Clinton et al. (2014) recently published a paper outlining the use of mimics as an elegant solution to researcher safety while working with a deadly pathogen.1 Ebola virus (EBOV) infection causes a devastating hemorrhagic disease in humans, with almost 60% fatality in most outbreaks where medical care is limited. In order to research novel therapeutics and investigate potential virus weaknesses, laboratories must either cope with the stringent biosafety requirements necessary for this biohazard or find a non-hazardous, non-lethal model to work with.
Clinton et al. have identified a viral protein region that is 90% conserved across all EBOV species. Using this information, they created two mimics that are suitable as drug-screening targets. From previous research in human immunodeficiency virus (HIV) infection, the team chose to focus on the N-trimer region, since it is involved in viral entry into cells. This area has shown success in drug targeting against HIV infection, which enters cells using a similar mechanism.2 During EBOV infection, the N-trimer region interacts with its native ligand, a C-peptide region in the GP2 viral protein, altering conformation to expose a vital binding site that allows viral entry into host cell endosomes.
Once created, the researchers characterized their novel mimic products using a variety of methods to examine conformation, structural binding motifs and interactions. They conducted all reactions and analyses at a pH of 5.8 to simulate the endosomal conditions within the endosome during virus trafficking.
Using X-ray crystallography, the team found that the N-trimer mimics adopted a typical trimeric coiled structural conformation as seen in native EBOV. They confirmed binding potential with C-peptide and established specificity using mutated forms of the mimics. Furthermore, using surface plasmon resonance to examine interactions, Clinton et al. could demonstrate similar binding affinity for C-peptide as found in their work with HIV.3
The team found the crystal structure of the mimics was similar to the native EBOV protein region, and further examined protein interactions with the C-peptide region using the MONSTER protein interaction server for analysis. The results from this gave further insight into potential sites for therapeutic inhibition.
With phage display screening, the researchers analyzed binding interactions with the mimics. In both solution and solid phases, the team found that the ligands bound tightly to the mutants, but showed no activity when presented with mutated forms. They further tested binding interaction using mirror-image mimics to evaluate these isoforms as potential therapeutic targets. Since these forms do not occur naturally, they are resistant to proteases and may have a longer half-life in vivo. Furthermore, they are also capable of blocking targets larger than the ones blocked by smaller therapeutic molecules, and show success in inhibiting HIV cell entry.3
Using one of the N-trimer mimics, Clinton et al. successfully blocked viral entry in an EBOV pseudovirus system expressing GP2 protein on the cell surface of HIV. However, the effect was less marked when used against wild-type EBOV under BSL4 conditions. The research team notes that in order for successful inhibition, therapeutic agents interacting at this level need to enter the cell endosome for activity. Neither of the two N-trimer mimics expresses endosomal recognition tags.

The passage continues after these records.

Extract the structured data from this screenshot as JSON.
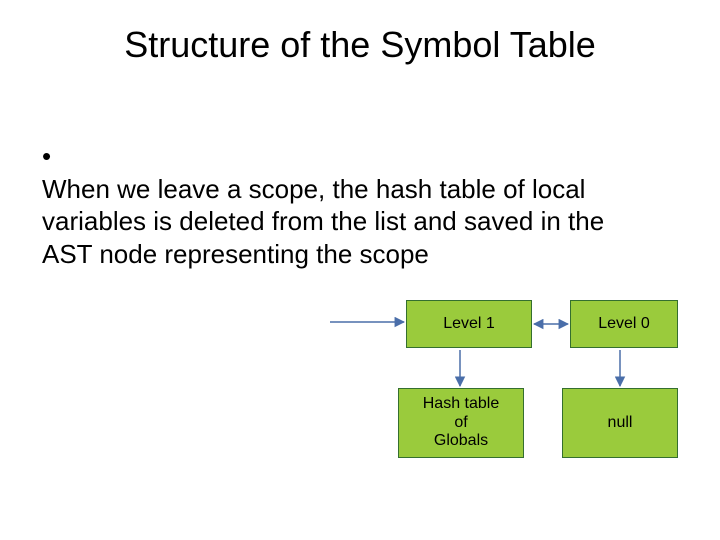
{
  "title": "Structure of the Symbol Table",
  "bullet": "When we leave a scope, the hash table of local variables is deleted from the list and saved in the AST node representing the scope",
  "boxes": {
    "level1": "Level 1",
    "level0": "Level 0",
    "globals": "Hash table\nof\nGlobals",
    "null": "null"
  }
}
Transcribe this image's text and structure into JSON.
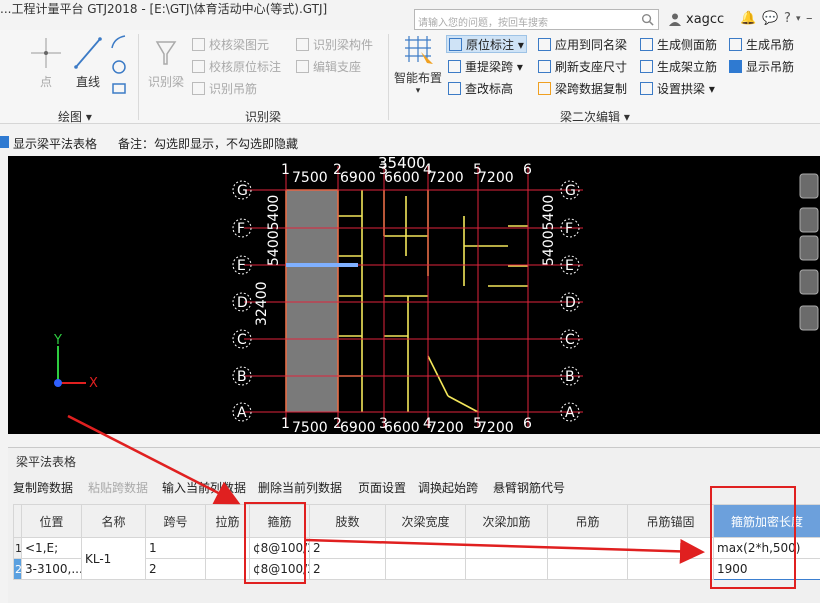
{
  "window": {
    "title": "...工程计量平台 GTJ2018 - [E:\\GTJ\\体育活动中心(等式).GTJ]"
  },
  "search": {
    "placeholder": "请输入您的问题，按回车搜索"
  },
  "user": {
    "name": "xagcc"
  },
  "ribbon": {
    "draw_group": {
      "label": "绘图",
      "point": "点",
      "line": "直线"
    },
    "identify_group": {
      "label": "识别梁",
      "identify_beam": "识别梁",
      "check_beam_drawing": "校核梁图元",
      "identify_beam_member": "识别梁构件",
      "check_original_annotation": "校核原位标注",
      "edit_support": "编辑支座",
      "identify_hanger": "识别吊筋"
    },
    "secondary_group": {
      "label": "梁二次编辑",
      "smart_layout": "智能布置",
      "original_annotation": "原位标注",
      "apply_same_name": "应用到同名梁",
      "re_extract_span": "重提梁跨",
      "refresh_support": "刷新支座尺寸",
      "change_elevation": "查改标高",
      "copy_span_data": "梁跨数据复制",
      "gen_side_bar": "生成侧面筋",
      "gen_stand_bar": "生成架立筋",
      "set_arch": "设置拱梁",
      "gen_hanger": "生成吊筋",
      "show_hanger": "显示吊筋"
    }
  },
  "options": {
    "show_table_label": "显示梁平法表格",
    "note": "备注：勾选即显示，不勾选即隐藏"
  },
  "canvas": {
    "top_dims": [
      "7500",
      "6900",
      "6600",
      "7200",
      "7200"
    ],
    "total_dim": "35400",
    "side_dim": "5400",
    "side_total": "32400",
    "col_labels": [
      "1",
      "2",
      "3",
      "4",
      "5",
      "6"
    ],
    "row_labels": [
      "G",
      "F",
      "E",
      "D",
      "C",
      "B",
      "A"
    ],
    "axis_x": "X",
    "axis_y": "Y"
  },
  "panel": {
    "title": "梁平法表格",
    "toolbar": [
      "复制跨数据",
      "粘贴跨数据",
      "输入当前列数据",
      "删除当前列数据",
      "页面设置",
      "调换起始跨",
      "悬臂钢筋代号"
    ],
    "columns": [
      "位置",
      "名称",
      "跨号",
      "拉筋",
      "箍筋",
      "肢数",
      "次梁宽度",
      "次梁加筋",
      "吊筋",
      "吊筋锚固",
      "箍筋加密长度"
    ],
    "rows": [
      {
        "num": "1",
        "position": "<1,E;",
        "name": "KL-1",
        "span": "1",
        "tie_bar": "",
        "stirrup": "¢8@100/2",
        "legs": "2",
        "sec_width": "",
        "sec_add": "",
        "hanger": "",
        "anchor": "",
        "dense_len": "max(2*h,500)"
      },
      {
        "num": "2",
        "position": "3-3100,...",
        "name": "",
        "span": "2",
        "tie_bar": "",
        "stirrup": "¢8@100/2",
        "legs": "2",
        "sec_width": "",
        "sec_add": "",
        "hanger": "",
        "anchor": "",
        "dense_len": "1900"
      }
    ]
  },
  "colors": {
    "accent": "#2f7ad1",
    "annotation": "#e02020",
    "canvas_bg": "#000000",
    "grid_line": "#e0243c",
    "beam_line": "#f2e65a"
  }
}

Clinton et al. conclude that the two mimics that the team designed and characterized should be useful drug discovery targets in EBOV research. Furthermore, they note that since the prehairpin N-trimeric region is well conserved across all filoviruses, further examination could uncover therapeutic options for Marburg virus that could be useful as broad-spectrum therapeutics.
1. Clinton, T.R., et al. (2015) “Design and characterization of ebolavirus GP prehairpin intermediate mimics as drug targets,” Protein Science 24(4) (pp. 446-63), doi: 10.1002/pro.2578.
2. Francis, J.N., et al. (2012) “Design of a modular tetrameric scaffold for the synthesis of membrane-localized D-peptide inhibitors of HIV-1 entry,” Bioconjugate Chemistry 23(6) (pp.1252–58), doi: 10.1021/bc300076f.
3. Welch, B.D., et al. (2007) “Potent D-peptide inhibitors of HIV-1 entry,” Proceedings of the National Academy of Science USA 104(43) (pp.16828–16833), doi: 10.1073/pnas.0708109104.